How does one compute (without brute force) the smallest integer $n$ such that
$\binom{2n}{1}(-3)^0 + \binom{2n}{3}(-3)^1 + \binom{2n}{5}(-3)^2 + \cdots + \binom{2n}{2n-1}(-3)^{(n-1)} = 0$?
$(1+i \sqrt{3})^{2n} = \binom{2n}{0} (i \sqrt{3})^0 + \binom{2n}{1} (i \sqrt{3})^1 + \binom{2n}{2} (i \sqrt{3})^2 + \cdots + \binom{2n}{2n} (i \sqrt{3})^{2n}$
$(1-i \sqrt{3})^{2n} = \binom{2n}{0} (i \sqrt{3})^0 + \binom{2n}{1} (-i \sqrt{3})^1 + \binom{2n}{2} (i \sqrt{3})^2 + \cdots + \binom{2n}{2n} (i \sqrt{3})^{2n}$
Subtract both to get,
$\frac{(1+i \sqrt{3})^{2n} - (1-i \sqrt{3})^{2n}}{2} = \binom{2n}{1} (i \sqrt{3})^1 + \binom{2n}{3} (i \sqrt{3})^3 + \cdots + \binom{2n}{2n-1} (i \sqrt{3})^{2n-1}$
$\frac{(1+i \sqrt{3})^{2n} - (1-i \sqrt{3})^{2n}}{2 i \sqrt{3}} = \binom{2n}{1} + \binom{2n}{3} (i \sqrt{3})^2 + \binom{2n}{5} (i \sqrt{3})^4 + \cdots + \binom{2n}{2n-1} (i \sqrt{3})^{2n-2}$
$\frac{(1+i \sqrt{3})^{2n} - (1-i \sqrt{3})^{2n}}{2 i \sqrt{3}} = \frac{2^{2n}}{2i\sqrt{3}} \left(\cos \left(\frac{2n \pi}{3} \right) + i \sin \left(\frac{2n \pi}{3} \right) - \cos \left(\frac{2n \pi}{3} \right) + i \sin \left(\frac{2n \pi}{3} \right)\right)$
Hence, we get $\binom{2n}{1} + \binom{2n}{3} (- 3)^1 + \binom{2n}{5} (- 3)^2 + \cdots + \binom{2n}{2n-1} (- 3)^{n-1} = \frac{4^{n}}{\sqrt{3}} \sin \left( \frac{2n \pi}{3} \right)$ Hence, whenever $n = \frac{3 k}{2}$ where $k \in \mathbb{Z}$, $\binom{2n}{1} + \binom{2n}{3} (- 3)^1 + \binom{2n}{5} (- 3)^2 + \cdots + \binom{2n}{2n-1} (- 3)^{n-1} = 0 $
Let's replace an explicit number $-3$ with a symbol $z$, so that we consider: $ \sum_{k=1}^n z^{k-1} \binom{2n}{2k-1} = \sum_{m=0}^{2n} \left( \frac{1-(-1)^m}{2} \right)z^{(m-1)/2} \binom{2n}{m} = \frac{\left(1+\sqrt{z}\right)^{2n} - \left(1-\sqrt{z}\right)^{2n}}{2 \sqrt{z}} $ Now substitute $z=-3$. Notice that $1 \pm \sqrt{-3} = 2 \exp\left( \pm i \frac{\pi}{3} \right)$, so it follows that the smallest such an integer is $n=3$.

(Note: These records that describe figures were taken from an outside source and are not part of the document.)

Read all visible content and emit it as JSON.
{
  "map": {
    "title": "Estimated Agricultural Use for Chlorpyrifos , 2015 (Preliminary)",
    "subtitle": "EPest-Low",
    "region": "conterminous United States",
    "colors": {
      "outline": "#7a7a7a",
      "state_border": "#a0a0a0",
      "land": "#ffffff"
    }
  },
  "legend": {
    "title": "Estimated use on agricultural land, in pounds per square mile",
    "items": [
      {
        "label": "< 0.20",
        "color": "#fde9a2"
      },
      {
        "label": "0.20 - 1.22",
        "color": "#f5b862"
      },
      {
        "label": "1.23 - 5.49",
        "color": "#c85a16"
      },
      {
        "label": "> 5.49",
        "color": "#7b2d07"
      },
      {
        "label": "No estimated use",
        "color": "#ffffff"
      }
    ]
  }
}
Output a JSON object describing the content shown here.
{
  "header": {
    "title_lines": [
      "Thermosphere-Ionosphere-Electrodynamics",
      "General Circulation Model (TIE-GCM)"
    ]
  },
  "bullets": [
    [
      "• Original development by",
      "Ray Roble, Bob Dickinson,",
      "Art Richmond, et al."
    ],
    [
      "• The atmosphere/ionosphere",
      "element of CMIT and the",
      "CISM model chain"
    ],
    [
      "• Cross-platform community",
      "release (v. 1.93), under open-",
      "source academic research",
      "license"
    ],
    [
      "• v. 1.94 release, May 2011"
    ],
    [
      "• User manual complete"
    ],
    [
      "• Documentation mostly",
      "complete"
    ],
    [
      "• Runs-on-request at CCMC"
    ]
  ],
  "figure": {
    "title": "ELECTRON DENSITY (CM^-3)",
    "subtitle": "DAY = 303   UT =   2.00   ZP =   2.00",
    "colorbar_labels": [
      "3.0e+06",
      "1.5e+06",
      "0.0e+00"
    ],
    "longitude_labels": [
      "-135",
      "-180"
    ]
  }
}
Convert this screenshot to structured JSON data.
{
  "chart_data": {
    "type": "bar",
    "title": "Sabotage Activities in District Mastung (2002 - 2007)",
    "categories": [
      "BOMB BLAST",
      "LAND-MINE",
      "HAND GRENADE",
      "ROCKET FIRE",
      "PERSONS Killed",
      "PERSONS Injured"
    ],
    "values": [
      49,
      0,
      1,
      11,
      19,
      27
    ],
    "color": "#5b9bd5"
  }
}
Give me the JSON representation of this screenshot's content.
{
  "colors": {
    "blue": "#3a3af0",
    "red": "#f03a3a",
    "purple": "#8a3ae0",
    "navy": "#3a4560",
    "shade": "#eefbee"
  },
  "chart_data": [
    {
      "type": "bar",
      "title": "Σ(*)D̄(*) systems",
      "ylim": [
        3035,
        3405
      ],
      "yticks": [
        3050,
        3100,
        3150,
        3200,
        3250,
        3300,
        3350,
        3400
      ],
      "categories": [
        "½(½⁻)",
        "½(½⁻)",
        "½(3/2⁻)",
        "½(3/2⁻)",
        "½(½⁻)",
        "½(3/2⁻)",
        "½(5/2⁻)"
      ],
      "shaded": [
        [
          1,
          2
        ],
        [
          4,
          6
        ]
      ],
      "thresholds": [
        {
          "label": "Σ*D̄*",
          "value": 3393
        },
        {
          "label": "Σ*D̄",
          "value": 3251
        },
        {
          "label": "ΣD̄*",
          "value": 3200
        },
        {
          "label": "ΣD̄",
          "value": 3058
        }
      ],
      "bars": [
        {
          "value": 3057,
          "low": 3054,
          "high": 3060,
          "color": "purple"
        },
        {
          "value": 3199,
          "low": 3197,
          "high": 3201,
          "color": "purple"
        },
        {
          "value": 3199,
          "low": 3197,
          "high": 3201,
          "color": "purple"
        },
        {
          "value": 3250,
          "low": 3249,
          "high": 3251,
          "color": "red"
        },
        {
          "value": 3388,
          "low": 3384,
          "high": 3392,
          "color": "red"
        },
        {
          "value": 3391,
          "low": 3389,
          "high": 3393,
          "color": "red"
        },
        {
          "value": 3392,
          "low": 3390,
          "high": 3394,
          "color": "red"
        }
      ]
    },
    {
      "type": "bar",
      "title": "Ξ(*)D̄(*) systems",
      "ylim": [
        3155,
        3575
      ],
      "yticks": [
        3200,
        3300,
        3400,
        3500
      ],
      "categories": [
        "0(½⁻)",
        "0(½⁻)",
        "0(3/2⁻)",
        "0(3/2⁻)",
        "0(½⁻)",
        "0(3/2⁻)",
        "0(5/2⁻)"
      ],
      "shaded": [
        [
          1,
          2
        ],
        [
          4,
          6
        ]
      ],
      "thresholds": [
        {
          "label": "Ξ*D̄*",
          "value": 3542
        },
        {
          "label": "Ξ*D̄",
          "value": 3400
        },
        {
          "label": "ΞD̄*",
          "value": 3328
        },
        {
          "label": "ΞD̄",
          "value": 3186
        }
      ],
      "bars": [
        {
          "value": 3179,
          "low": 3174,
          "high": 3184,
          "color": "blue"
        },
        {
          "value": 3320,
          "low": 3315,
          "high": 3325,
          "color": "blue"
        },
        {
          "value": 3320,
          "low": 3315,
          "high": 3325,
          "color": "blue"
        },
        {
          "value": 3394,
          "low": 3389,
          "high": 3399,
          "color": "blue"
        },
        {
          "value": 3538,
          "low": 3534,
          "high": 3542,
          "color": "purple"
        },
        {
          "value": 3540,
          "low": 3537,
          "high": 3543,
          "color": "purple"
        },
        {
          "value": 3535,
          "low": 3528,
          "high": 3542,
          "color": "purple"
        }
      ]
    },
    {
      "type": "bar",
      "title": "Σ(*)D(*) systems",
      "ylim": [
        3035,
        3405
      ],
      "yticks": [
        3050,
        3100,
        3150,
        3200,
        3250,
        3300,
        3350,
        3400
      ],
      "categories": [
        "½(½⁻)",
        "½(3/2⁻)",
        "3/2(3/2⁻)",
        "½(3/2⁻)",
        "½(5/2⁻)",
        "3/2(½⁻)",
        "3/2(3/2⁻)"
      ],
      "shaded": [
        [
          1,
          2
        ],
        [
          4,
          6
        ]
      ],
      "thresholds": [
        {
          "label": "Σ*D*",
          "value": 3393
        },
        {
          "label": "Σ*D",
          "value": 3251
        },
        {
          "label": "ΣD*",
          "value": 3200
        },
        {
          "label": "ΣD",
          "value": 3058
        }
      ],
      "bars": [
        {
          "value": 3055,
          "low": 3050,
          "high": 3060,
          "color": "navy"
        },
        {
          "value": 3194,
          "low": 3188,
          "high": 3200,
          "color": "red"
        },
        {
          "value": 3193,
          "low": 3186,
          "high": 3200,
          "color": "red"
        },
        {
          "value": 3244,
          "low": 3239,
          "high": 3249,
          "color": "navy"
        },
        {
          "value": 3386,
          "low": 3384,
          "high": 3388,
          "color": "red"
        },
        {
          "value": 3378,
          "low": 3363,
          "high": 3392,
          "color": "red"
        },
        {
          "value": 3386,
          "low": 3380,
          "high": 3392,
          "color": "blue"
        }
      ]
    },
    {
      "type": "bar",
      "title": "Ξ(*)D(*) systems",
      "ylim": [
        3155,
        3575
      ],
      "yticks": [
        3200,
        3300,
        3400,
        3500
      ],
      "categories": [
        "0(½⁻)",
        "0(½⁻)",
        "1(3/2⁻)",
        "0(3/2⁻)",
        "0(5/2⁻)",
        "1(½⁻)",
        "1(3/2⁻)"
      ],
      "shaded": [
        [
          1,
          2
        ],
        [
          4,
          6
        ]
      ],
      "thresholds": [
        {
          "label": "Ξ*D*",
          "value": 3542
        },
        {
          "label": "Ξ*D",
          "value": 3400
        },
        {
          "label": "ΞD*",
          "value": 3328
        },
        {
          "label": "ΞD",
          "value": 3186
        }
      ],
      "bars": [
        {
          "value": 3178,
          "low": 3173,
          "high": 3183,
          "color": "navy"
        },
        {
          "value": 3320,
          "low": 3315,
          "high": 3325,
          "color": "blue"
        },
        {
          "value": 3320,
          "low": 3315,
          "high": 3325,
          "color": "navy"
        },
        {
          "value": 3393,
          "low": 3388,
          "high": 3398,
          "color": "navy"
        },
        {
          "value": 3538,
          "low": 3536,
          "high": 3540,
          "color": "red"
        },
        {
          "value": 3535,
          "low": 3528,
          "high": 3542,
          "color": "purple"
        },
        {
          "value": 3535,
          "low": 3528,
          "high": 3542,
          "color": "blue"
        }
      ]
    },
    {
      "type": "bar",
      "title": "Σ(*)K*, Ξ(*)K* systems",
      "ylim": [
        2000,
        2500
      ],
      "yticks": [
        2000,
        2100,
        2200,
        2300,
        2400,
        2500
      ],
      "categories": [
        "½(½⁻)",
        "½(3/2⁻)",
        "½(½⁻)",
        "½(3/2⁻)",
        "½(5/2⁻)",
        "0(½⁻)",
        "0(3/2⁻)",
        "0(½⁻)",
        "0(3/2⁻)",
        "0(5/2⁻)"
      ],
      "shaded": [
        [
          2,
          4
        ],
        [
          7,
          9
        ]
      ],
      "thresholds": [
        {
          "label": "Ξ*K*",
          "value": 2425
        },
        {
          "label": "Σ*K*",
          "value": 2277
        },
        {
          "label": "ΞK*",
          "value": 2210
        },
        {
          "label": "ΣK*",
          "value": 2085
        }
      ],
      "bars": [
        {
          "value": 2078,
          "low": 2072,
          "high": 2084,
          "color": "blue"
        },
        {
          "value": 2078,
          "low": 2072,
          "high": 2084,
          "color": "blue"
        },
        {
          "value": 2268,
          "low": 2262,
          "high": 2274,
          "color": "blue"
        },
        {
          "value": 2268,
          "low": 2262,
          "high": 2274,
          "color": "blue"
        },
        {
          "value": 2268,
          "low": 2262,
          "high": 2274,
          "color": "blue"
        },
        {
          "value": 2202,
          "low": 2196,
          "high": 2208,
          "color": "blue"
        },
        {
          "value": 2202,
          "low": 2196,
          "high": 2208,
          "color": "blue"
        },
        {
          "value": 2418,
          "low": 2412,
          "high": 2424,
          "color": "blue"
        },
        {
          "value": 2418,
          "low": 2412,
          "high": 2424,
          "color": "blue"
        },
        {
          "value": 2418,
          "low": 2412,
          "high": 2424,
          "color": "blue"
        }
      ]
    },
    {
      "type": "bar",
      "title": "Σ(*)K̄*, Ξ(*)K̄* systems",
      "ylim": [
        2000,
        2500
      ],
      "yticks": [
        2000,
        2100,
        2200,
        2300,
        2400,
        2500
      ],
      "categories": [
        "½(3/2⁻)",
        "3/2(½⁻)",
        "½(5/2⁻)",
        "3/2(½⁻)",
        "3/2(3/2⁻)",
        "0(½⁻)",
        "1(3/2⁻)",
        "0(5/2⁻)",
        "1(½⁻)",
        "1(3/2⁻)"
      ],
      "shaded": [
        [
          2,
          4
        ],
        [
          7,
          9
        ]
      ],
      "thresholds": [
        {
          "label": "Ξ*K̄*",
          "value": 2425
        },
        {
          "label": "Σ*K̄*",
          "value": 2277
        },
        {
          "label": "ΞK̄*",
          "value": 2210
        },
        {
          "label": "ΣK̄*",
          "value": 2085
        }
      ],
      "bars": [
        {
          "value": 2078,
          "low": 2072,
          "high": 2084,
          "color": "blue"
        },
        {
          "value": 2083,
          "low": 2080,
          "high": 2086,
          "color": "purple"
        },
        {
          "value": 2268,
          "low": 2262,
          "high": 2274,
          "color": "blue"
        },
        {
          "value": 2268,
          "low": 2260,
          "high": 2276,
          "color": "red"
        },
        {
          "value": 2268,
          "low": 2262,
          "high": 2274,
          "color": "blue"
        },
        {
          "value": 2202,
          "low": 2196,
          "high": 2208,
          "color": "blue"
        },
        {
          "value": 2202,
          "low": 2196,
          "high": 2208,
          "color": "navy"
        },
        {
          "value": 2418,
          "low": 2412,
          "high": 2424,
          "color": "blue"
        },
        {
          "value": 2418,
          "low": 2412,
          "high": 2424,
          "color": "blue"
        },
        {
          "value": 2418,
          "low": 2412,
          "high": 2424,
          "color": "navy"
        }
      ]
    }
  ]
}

Here is a hint. Prove the identity \begin{align} \sum_{i = 1}^{n} \binom{2n}{2i-1} x^{i-1} = \frac{(1 + 2 \sqrt{x} + x)^{n} - (1 - 2 \sqrt{x} + x)^{n} }{2 \sqrt{x}}. \end{align} Setting $x = -3$, we have \begin{align} \frac{(1 + 2 \sqrt{-3} -3)^{n} - (1 - 2 \sqrt{-3} -3)^{n} }{2 \sqrt{-3}} = \frac{4^{n}}{\sqrt{3}} \sin (\tfrac{2 \pi n}{3}) \end{align} Using an argument involving periodicity, you should conclude that this sum vanishes infinitely often and you can therefore determine the smallest $n$ accordingly, which is $n = 3$.